What do great leaders do differently?
The best leaders I have worked with and strategically supported consistently do one thing. They turn responsibility into clarity, not control.
They don’t rely on fancy and often complicated “dashboards” that tell them where the work is. They listen to the language people use when describing progress, and if they sense hesitation, they dig in.
They ask simple questions that ensure precision. Questions such as:
- “What does finished look like in your region?”
“What could prevent this from happening?”
“When will we know it’s completed?”
In other words, they don’t just assign tasks; they confirm the meaning. That’s the kind of silent discipline that keeps global teams moving in sync.
The change that changed everything
The moment I started focusing less on tracking and more on translating, everything changed.

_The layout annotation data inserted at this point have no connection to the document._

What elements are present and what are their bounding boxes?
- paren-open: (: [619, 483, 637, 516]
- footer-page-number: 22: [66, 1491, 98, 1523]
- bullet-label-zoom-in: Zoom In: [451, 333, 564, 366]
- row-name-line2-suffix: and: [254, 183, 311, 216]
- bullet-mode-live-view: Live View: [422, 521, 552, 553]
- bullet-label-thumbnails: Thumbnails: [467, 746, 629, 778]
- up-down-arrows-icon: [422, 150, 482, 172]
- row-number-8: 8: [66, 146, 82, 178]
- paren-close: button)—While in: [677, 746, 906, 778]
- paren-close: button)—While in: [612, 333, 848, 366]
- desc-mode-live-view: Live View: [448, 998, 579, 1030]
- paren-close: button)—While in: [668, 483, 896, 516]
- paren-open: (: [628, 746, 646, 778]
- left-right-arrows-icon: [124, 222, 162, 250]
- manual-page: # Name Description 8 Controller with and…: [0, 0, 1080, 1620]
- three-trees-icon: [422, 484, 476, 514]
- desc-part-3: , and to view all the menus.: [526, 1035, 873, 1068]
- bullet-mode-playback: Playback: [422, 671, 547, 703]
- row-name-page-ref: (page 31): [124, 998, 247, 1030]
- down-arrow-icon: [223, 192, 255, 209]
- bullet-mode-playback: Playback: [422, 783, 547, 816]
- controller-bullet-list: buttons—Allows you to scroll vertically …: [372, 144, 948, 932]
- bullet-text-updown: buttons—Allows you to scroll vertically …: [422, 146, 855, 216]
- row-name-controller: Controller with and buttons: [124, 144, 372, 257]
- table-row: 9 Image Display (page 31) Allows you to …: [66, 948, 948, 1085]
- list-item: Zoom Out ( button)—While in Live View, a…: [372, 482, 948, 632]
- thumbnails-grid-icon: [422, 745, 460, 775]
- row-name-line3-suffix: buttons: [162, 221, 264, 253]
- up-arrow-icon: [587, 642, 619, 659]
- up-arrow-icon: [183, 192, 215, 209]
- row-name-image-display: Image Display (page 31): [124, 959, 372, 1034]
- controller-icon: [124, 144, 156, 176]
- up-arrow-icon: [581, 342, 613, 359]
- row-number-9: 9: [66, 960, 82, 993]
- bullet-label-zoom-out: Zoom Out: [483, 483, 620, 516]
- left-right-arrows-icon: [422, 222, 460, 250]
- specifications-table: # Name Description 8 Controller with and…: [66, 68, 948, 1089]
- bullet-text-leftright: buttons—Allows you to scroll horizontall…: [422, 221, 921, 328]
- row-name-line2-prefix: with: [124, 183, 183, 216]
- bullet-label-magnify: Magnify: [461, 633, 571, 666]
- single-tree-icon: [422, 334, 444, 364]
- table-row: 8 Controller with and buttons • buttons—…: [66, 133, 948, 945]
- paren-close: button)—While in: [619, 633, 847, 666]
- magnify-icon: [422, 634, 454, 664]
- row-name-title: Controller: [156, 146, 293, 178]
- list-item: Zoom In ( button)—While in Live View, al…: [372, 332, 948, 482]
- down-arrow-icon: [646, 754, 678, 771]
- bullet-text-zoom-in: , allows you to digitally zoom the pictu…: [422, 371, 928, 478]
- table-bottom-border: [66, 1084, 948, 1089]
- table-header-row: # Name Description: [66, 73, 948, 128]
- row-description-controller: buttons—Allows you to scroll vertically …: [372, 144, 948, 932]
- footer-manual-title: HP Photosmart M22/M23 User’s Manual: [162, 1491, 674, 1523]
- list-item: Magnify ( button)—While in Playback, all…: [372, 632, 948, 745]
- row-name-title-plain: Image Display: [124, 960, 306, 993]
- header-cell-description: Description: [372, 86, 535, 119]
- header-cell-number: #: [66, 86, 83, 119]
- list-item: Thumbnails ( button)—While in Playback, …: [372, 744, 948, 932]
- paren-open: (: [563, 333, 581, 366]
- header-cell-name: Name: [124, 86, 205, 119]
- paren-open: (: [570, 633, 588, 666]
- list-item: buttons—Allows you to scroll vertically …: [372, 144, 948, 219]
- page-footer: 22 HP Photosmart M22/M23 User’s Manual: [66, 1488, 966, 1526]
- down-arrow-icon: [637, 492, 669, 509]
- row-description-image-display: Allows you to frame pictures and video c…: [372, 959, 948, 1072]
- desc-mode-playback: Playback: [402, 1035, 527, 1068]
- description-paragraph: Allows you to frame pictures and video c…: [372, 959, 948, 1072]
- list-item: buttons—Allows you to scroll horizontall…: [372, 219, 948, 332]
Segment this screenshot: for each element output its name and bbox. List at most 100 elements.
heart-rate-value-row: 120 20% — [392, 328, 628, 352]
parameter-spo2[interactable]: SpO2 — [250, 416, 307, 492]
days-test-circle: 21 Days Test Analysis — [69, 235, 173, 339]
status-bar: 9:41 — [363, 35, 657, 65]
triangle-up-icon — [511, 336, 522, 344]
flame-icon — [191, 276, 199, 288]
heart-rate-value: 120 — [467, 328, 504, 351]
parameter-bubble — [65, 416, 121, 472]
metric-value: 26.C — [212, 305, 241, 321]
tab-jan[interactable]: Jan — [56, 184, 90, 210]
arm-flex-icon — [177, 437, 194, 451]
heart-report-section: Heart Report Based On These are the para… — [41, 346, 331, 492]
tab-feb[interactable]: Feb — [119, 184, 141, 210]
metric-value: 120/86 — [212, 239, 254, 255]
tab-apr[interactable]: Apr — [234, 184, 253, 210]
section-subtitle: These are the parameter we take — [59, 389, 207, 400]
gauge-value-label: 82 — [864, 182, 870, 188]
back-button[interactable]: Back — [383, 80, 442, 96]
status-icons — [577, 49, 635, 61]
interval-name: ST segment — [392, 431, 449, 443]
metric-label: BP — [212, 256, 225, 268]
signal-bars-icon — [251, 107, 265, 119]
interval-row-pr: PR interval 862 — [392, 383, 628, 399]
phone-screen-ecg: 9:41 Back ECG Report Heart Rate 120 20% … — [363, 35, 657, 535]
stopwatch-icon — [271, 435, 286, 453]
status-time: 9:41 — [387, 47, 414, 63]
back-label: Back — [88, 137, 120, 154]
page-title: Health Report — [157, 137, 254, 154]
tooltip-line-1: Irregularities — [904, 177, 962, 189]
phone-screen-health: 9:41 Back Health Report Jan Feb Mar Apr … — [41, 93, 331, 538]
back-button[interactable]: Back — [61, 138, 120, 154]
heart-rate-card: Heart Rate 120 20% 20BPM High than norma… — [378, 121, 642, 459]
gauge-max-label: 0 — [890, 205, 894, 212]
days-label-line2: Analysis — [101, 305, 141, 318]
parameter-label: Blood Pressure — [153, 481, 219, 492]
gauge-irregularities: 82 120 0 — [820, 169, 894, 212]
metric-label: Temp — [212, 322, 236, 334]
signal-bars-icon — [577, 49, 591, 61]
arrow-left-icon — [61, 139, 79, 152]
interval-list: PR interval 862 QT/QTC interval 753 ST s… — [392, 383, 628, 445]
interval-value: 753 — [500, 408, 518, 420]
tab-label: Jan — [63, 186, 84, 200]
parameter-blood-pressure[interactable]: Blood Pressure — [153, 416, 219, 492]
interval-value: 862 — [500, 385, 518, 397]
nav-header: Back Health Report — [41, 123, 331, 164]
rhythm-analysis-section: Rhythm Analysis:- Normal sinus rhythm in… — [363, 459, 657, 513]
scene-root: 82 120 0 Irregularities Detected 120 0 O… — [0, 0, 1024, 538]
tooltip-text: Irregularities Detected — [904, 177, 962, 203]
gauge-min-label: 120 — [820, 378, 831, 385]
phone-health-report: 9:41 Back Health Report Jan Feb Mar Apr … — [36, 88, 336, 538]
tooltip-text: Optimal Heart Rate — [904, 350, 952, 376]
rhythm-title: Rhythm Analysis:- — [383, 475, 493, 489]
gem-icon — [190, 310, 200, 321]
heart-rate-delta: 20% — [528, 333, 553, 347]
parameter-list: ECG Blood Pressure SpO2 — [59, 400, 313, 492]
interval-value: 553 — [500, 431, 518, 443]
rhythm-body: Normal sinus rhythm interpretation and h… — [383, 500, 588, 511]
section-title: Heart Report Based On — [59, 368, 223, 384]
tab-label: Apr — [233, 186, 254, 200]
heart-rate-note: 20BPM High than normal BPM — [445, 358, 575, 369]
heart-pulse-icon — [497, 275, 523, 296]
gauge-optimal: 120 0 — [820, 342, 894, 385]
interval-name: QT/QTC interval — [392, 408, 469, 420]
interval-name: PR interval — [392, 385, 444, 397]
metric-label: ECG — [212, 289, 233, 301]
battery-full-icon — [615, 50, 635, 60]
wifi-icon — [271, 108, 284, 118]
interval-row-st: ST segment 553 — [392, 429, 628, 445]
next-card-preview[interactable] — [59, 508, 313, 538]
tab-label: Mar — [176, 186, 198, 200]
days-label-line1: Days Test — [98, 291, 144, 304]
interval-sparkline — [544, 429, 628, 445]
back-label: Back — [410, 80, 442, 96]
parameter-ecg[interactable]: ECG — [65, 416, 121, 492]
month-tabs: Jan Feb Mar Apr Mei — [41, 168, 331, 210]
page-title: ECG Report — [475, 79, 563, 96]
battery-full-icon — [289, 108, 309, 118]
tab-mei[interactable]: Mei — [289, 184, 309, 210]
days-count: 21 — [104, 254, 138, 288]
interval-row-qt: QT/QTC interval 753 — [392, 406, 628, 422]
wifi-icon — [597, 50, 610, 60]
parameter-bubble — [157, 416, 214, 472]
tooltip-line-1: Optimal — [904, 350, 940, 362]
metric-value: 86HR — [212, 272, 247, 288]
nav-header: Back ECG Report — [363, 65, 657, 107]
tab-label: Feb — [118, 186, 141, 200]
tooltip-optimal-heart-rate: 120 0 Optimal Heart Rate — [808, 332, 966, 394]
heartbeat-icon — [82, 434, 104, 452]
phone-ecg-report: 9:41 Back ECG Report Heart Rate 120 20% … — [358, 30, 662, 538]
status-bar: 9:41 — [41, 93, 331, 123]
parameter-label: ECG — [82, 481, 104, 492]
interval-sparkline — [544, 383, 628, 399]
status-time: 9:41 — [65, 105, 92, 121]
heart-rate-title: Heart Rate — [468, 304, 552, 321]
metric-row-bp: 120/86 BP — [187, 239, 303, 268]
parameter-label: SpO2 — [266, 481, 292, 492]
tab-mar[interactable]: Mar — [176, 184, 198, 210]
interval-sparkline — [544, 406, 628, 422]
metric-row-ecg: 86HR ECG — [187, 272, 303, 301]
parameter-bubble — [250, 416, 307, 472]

Ultimately, successful and effective global execution is not about managing complexity, but about simplifying understanding across the board.
A fact of global initiatives and projects is that when you lead across time zones, it’s unlikely you can completely eliminate ambiguity. But what you can do is limit its spread, and you do that by creating shared meaning before you make shared plans.
That’s what stops liability leakage. Not more control, but more intentional connection.
Related: 5 Ways to Build a Thriving Global Culture in Your Company
If you or your team ever feel busy but slow, or on the same page but still inconsistent, that’s usually a sign of classic liability leaks. These leaks will not resolve themselves. Instead, they remain hidden in a polite agreement until a deadline drags them out.
How do you know you’ve fixed these leaks?
- When work starts to feel lighter
When regions anticipate each other’s needs without another “alignment meeting”
When people speak with the same clarity wherever they sit.
That is the true sign of global alignment.
It’s not in the slide decks or timelines, but in the way accountability travels neatly across borders without losing its meaning.
When that happens, the performance is no longer heavy, but begins to flow.